Opposing Worldview: Buddhism in Brief

Buddhist Worldview:

Unlike Hinduism, the worldview of Buddhism derives from Sidhartha Gautama. The belief system that Siddhartha taught after his enlightenment is called Buddhism. We do not have any hints that trace Buddha’s original teaching about the origin of the universe. Even Anand Bhikkshu and other close attendants and disciples of Buddha had not recorded the particular teaching of Buddha on creation in Sutta Pitak which is considered as Buddha’s sermons. Buddhism has two main forms which are known as (i) Theravada school that represents the conservative teaching of Buddha and (ii) Mahayana – a liberal school.

What is Reality?

The ultimate reality of Buddhism is: there is no absolute God.  To put it bluntly, nothing is permanent in the universe. In this sense, it is atheistic in its nature. The Theravada school teaches that there is no such as a personal god or any substances in the universe as an Ultimate Reality.  According to Buddha’s sermon which is claimed unaltered and original copy by the Theravada school to have preserved and guarded, “The world exists because of causal actions, all things are produced by causal actions and all beings are governed and bound by causal actions. They are fixed like the rolling wheel of a cart, fixed by the pin of its axle shaft” (Sutta-Nipata 654). Therefore, there is no other ultimate truth that can govern the universe and human life other than a transcendent truth.

Who are we?

Buddha teaches that there is no self. What we see and find in us and around us are not what they are. To accept the existence of self is living with illusion which brings suffering.

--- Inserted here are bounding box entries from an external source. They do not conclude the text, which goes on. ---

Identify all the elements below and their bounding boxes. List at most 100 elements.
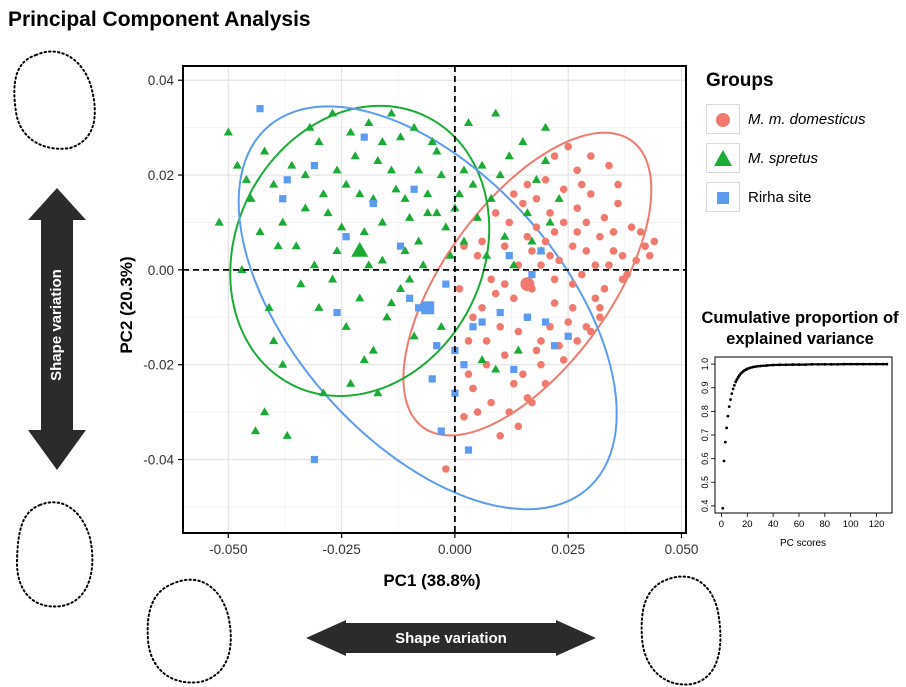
- point-triangle: [327, 108, 338, 117]
- point-triangle: [255, 227, 265, 236]
- point-triangle: [414, 236, 424, 245]
- y-tick-label: 0.00: [148, 263, 174, 278]
- x-tick-label: -0.050: [209, 542, 247, 557]
- point-triangle: [355, 189, 365, 198]
- inset-x-tick-label: 0: [719, 519, 724, 530]
- legend-triangle-marker: [706, 143, 740, 173]
- inset-y-tick-label: 1.0: [700, 358, 710, 371]
- point-circle: [500, 242, 509, 250]
- point-triangle: [395, 284, 406, 292]
- point-triangle: [287, 160, 297, 169]
- point-circle: [464, 337, 473, 345]
- point-triangle: [418, 260, 428, 269]
- point-triangle: [472, 212, 483, 221]
- legend-square-marker: [706, 182, 740, 212]
- point-square: [537, 247, 545, 255]
- inset-y-tick-label: 0.9: [700, 381, 710, 394]
- point-circle: [609, 228, 618, 236]
- point-circle: [636, 228, 645, 236]
- point-circle: [550, 228, 559, 236]
- centroid-triangle: [351, 241, 369, 257]
- point-triangle: [414, 165, 424, 174]
- point-triangle: [332, 246, 342, 255]
- point-triangle: [445, 250, 455, 259]
- point-triangle: [373, 388, 383, 397]
- centroid-circle: [520, 277, 535, 292]
- point-triangle: [436, 170, 446, 179]
- point-circle: [605, 261, 613, 269]
- point-square: [310, 161, 319, 170]
- outline-bottom-right: [640, 575, 722, 686]
- y-tick-label: 0.04: [148, 73, 175, 88]
- point-triangle: [405, 212, 415, 221]
- point-triangle: [486, 193, 496, 202]
- point-square: [283, 176, 291, 184]
- point-circle: [523, 394, 532, 402]
- point-circle: [496, 432, 505, 440]
- point-circle: [614, 199, 622, 208]
- point-triangle: [250, 426, 261, 435]
- point-circle: [555, 256, 563, 265]
- point-circle: [577, 270, 586, 279]
- point-circle: [568, 242, 577, 250]
- point-circle: [510, 190, 518, 198]
- page-title: Principal Component Analysis: [8, 8, 311, 31]
- point-circle: [587, 152, 595, 160]
- point-circle: [573, 166, 582, 175]
- point-triangle: [386, 165, 397, 174]
- point-triangle: [223, 127, 233, 136]
- x-tick-label: -0.025: [322, 542, 360, 557]
- point-square: [360, 133, 368, 141]
- point-circle: [464, 370, 473, 378]
- point-circle: [596, 313, 604, 322]
- point-circle: [568, 280, 577, 288]
- point-circle: [537, 261, 545, 269]
- point-triangle: [423, 189, 433, 198]
- inset-x-tick-label: 100: [843, 519, 859, 530]
- point-triangle: [432, 208, 442, 217]
- outline-bottom-mid: [146, 578, 232, 684]
- y-tick-label: 0.02: [148, 168, 174, 183]
- point-circle: [582, 322, 591, 331]
- point-circle: [478, 237, 486, 246]
- point-circle: [577, 180, 586, 189]
- inset-point: [723, 440, 727, 444]
- point-circle: [469, 313, 477, 322]
- point-triangle: [264, 302, 274, 311]
- point-circle: [496, 322, 505, 331]
- point-triangle: [278, 217, 288, 226]
- inset-x-tick-label: 60: [794, 519, 805, 530]
- point-triangle: [278, 359, 288, 368]
- point-square: [442, 280, 450, 288]
- point-triangle: [368, 193, 378, 202]
- point-triangle: [232, 160, 242, 169]
- point-circle: [491, 289, 500, 298]
- point-circle: [528, 247, 536, 255]
- point-triangle: [454, 189, 464, 198]
- point-triangle: [409, 122, 419, 131]
- point-circle: [500, 351, 509, 360]
- legend-label: Rirha site: [748, 188, 812, 206]
- ellipse-triangle: [229, 104, 491, 398]
- point-circle: [632, 256, 640, 265]
- legend-title: Groups: [706, 70, 774, 91]
- point-circle: [455, 285, 464, 293]
- point-triangle: [513, 345, 523, 354]
- point-triangle: [296, 279, 306, 288]
- inset-point: [727, 405, 731, 409]
- point-triangle: [531, 174, 542, 183]
- point-circle: [523, 232, 532, 241]
- point-circle: [559, 185, 568, 194]
- point-circle: [582, 218, 591, 227]
- point-triangle: [477, 355, 487, 364]
- point-square: [496, 308, 504, 317]
- point-circle: [600, 285, 609, 293]
- point-circle: [442, 465, 450, 473]
- point-triangle: [314, 302, 324, 311]
- point-triangle: [495, 170, 505, 179]
- point-triangle: [318, 189, 329, 198]
- point-triangle: [337, 222, 347, 231]
- point-square: [469, 323, 477, 331]
- point-circle: [605, 161, 613, 170]
- point-triangle: [341, 321, 351, 330]
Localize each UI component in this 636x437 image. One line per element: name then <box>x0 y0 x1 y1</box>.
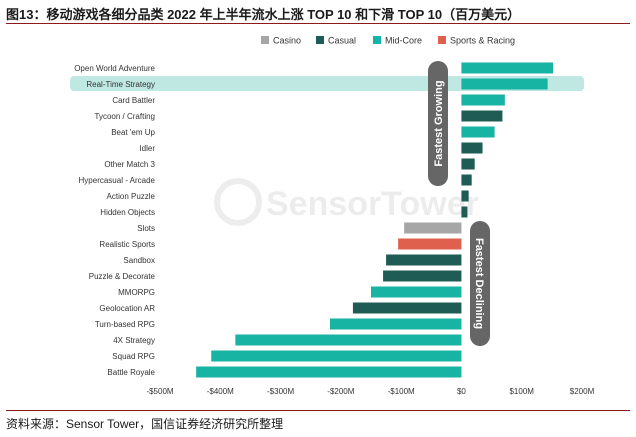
legend-label: Casual <box>328 36 356 46</box>
category-label: 4X Strategy <box>113 336 155 345</box>
bar <box>461 142 483 154</box>
bar <box>398 238 462 250</box>
x-tick-label: $200M <box>570 387 595 396</box>
bar <box>461 94 505 106</box>
x-tick-label: -$200M <box>327 387 354 396</box>
category-label: Action Puzzle <box>107 192 156 201</box>
highlight-band <box>70 76 584 91</box>
bar <box>461 158 475 170</box>
bar <box>404 222 462 234</box>
category-label: MMORPG <box>118 288 155 297</box>
growing-label: Fastest Growing <box>433 80 445 166</box>
category-label: Battle Royale <box>107 368 155 377</box>
category-label: Card Battler <box>112 96 155 105</box>
bar <box>386 254 462 266</box>
legend-swatch <box>438 36 446 44</box>
legend-swatch <box>316 36 324 44</box>
category-label: Geolocation AR <box>99 304 155 313</box>
category-label: Beat 'em Up <box>111 128 155 137</box>
declining-label: Fastest Declining <box>473 238 485 329</box>
bar <box>211 350 462 362</box>
category-label: Realistic Sports <box>99 240 155 249</box>
bar <box>330 318 462 330</box>
legend-swatch <box>373 36 381 44</box>
category-label: Tycoon / Crafting <box>95 112 155 121</box>
category-label: Other Match 3 <box>104 160 155 169</box>
category-label: Sandbox <box>123 256 155 265</box>
legend-label: Sports & Racing <box>450 36 515 46</box>
title-rule <box>6 23 630 24</box>
bar <box>461 62 554 74</box>
x-tick-label: -$100M <box>388 387 415 396</box>
bar <box>461 206 468 218</box>
category-labels: Open World Adventure Real-Time Strategy Ca… <box>74 64 155 377</box>
legend-label: Casino <box>273 36 301 46</box>
bar <box>461 174 472 186</box>
bar <box>383 270 462 282</box>
legend-swatch <box>261 36 269 44</box>
growing-pill <box>428 61 448 186</box>
bar <box>352 302 462 314</box>
bar <box>461 78 548 90</box>
category-label: Hidden Objects <box>100 208 155 217</box>
source-note: 资料来源：Sensor Tower，国信证券经济研究所整理 <box>6 417 284 431</box>
category-label: Idler <box>139 144 155 153</box>
category-label: Slots <box>137 224 155 233</box>
chart-title: 图13：移动游戏各细分品类 2022 年上半年流水上涨 TOP 10 和下滑 T… <box>6 7 521 22</box>
x-tick-label: -$500M <box>146 387 173 396</box>
source-rule <box>6 410 630 411</box>
x-tick-label: $0 <box>457 387 466 396</box>
legend: Casino Casual Mid-Core Sports & Racing <box>261 36 515 46</box>
x-tick-labels: -$500M -$400M -$300M -$200M -$100M $0 $100M $20… <box>146 387 594 396</box>
x-tick-label: $100M <box>509 387 534 396</box>
bar <box>235 334 462 346</box>
category-label: Real-Time Strategy <box>86 80 155 89</box>
category-label: Turn-based RPG <box>95 320 155 329</box>
x-tick-label: -$300M <box>267 387 294 396</box>
bars <box>196 62 554 378</box>
watermark: SensorTower <box>214 178 479 226</box>
bar <box>461 110 503 122</box>
category-label: Open World Adventure <box>74 64 155 73</box>
legend-label: Mid-Core <box>385 36 422 46</box>
annotations: Fastest Growing Fastest Declining <box>428 61 490 346</box>
bar <box>196 366 462 378</box>
watermark-logo-icon <box>214 178 262 226</box>
category-label: Squad RPG <box>112 352 155 361</box>
category-label: Puzzle & Decorate <box>89 272 156 281</box>
x-tick-label: -$400M <box>207 387 234 396</box>
watermark-text: SensorTower <box>266 185 479 223</box>
declining-pill <box>470 221 490 346</box>
category-label: Hypercasual - Arcade <box>79 176 156 185</box>
bar <box>461 126 495 138</box>
bar <box>371 286 462 298</box>
bar <box>461 190 469 202</box>
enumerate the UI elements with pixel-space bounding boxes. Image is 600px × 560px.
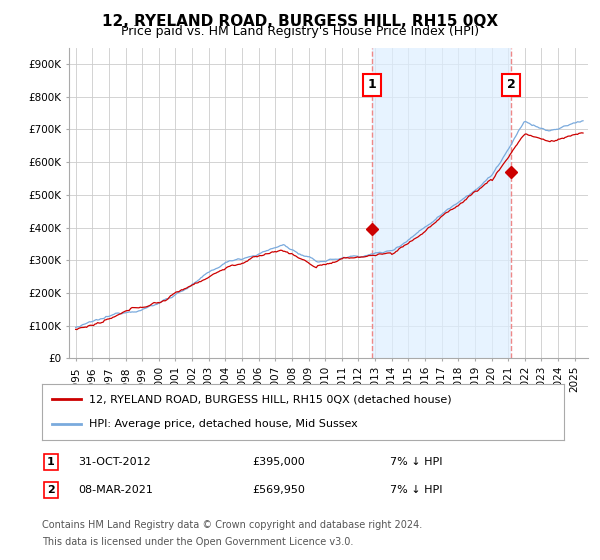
Text: 1: 1 (47, 457, 55, 467)
Text: 1: 1 (368, 78, 377, 91)
Text: 12, RYELAND ROAD, BURGESS HILL, RH15 0QX (detached house): 12, RYELAND ROAD, BURGESS HILL, RH15 0QX… (89, 394, 452, 404)
Text: £395,000: £395,000 (252, 457, 305, 467)
Text: Contains HM Land Registry data © Crown copyright and database right 2024.: Contains HM Land Registry data © Crown c… (42, 520, 422, 530)
Text: 2: 2 (47, 485, 55, 495)
Text: 08-MAR-2021: 08-MAR-2021 (78, 485, 153, 495)
Text: 31-OCT-2012: 31-OCT-2012 (78, 457, 151, 467)
Text: 12, RYELAND ROAD, BURGESS HILL, RH15 0QX: 12, RYELAND ROAD, BURGESS HILL, RH15 0QX (102, 14, 498, 29)
Text: 2: 2 (507, 78, 515, 91)
Text: Price paid vs. HM Land Registry's House Price Index (HPI): Price paid vs. HM Land Registry's House … (121, 25, 479, 38)
Text: 7% ↓ HPI: 7% ↓ HPI (390, 457, 443, 467)
Text: HPI: Average price, detached house, Mid Sussex: HPI: Average price, detached house, Mid … (89, 419, 358, 429)
Text: This data is licensed under the Open Government Licence v3.0.: This data is licensed under the Open Gov… (42, 537, 353, 547)
Bar (372, 48, 511, 358)
Text: 7% ↓ HPI: 7% ↓ HPI (390, 485, 443, 495)
Text: £569,950: £569,950 (252, 485, 305, 495)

“The self does not exist in any of the individual elements that we are composed of, nor is it outside of them. We’re nothing more than physical quantities, and when that physical being dies, the individual dies as well. Nothing remains beyond that consciousness. And all of our troubles begin by having this sense that there’s an individual, united self.”[9]

He advises to lift that illusion and realize there is no self or individual. Once you realize that you will be set free from suffering. Hence, the source of suffering is the self-realization as an individual. Next, Buddhism teaches the equality of human beings. There is no one superior to others.

What is the problem?

Regarding human pain and suffering, Buddhism also holds the similar view like Hinduism. Our origin as a human being depends on incalculable causes. The problem of pain and suffering comes from desire. “All suffering is caused by longing, by desire, by attachment.”[10] For desire is unfulfilling. Next, one suffers because he comes into the world with another’s debt of previous life. So, he is left with a choice in this life either to pay the debt or reduce it.

So, no one is free from the fruits of karma. What you inherit and what you spend either combined actions becomes either a means of freedom from the rebirth cyclic order or it will crush you. Meditation can free such person from the wheel of rebirth by extinguishing desire. Otherwise, one must die and reborn in a human form in order to gain Nirvana (salvation).

This triggers a question who is the recipient of our karma and to whom we shall pay the debt? Who determines the types of karma one is going to receive and who will judge them?

The solution

Since Buddhism is compatible with karmic laws, it does not have any problem with human pain and suffering. The resolution of evil and suffering can be based on the karmic law. Once you cease desiring and look at yourself as an illusionary form of a human being, evil comes to end. Therefore, the apparent conclusion is not to ignore the wrong but suppress desire and work for self liberation through action.

[9] Ravi Zacharia, The Lotus and the Cross, 54.
[10] Ravi Zacharia, The Lotus and the Cross, 41.